Micromechanical Model for Describing Intergranular Fatigue Cracking in an Innovative Solder Alloy
2017
Fatigue of solder joints remains one of the critical concerns in thermo-mechanical reliability of high-power electronic systems. Several semi-empirical fatigue models based on effective material properties at macro-scale already exist, but have shown some limitations for providing accurate lifetime prediction of solder joints in the scale of microelectronic packages. Therefore, there is a need to enrich the existing approaches by a description of the failure mechanisms at the microstructure scale, taking into account some important features of the alloy. In this study, a 3D microstructure-informed model for reproducing the intergranular fatigue crack in the solder joint is developed.

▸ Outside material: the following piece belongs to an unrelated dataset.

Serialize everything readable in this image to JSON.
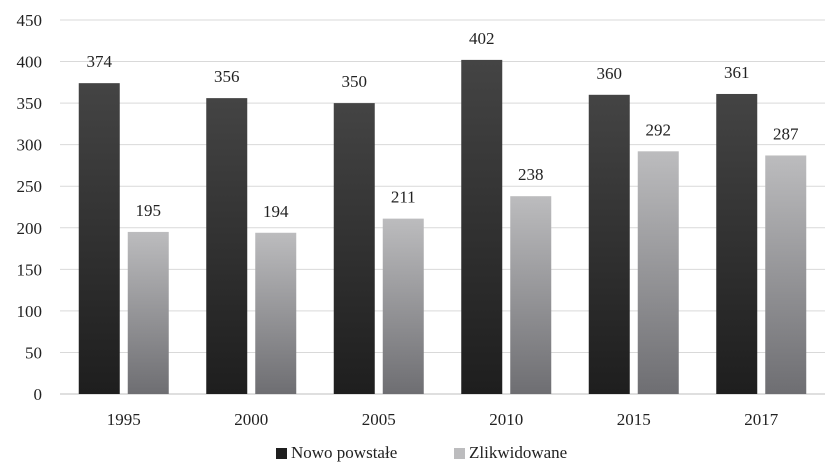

The submodeling technique has been applied in order to only investigate the critical zone of the solder joint. A global model of the whole module is first simulated to obtain the inputs for a submodel focused on the zone of interest where failure is expected to develop. The submodel simultaneously makes use of the cohesive zone and the crystal plasticity theories to represent decohesion at grain boundaries and plastic slips in the grains of the solder joint, respectively. Simulations of repeated thermo-mechanical loading on the package demonstrate how cracking occurs at grain boundaries in the solder joint of the submodel. In addition, it is shown that the crack propagation rate is almost constant during the whole loading time. This suggests an ability of the present approach to give a fatigue lifetime estimate for the entire solder joint by extrapolating some specific computed quantities from the local model.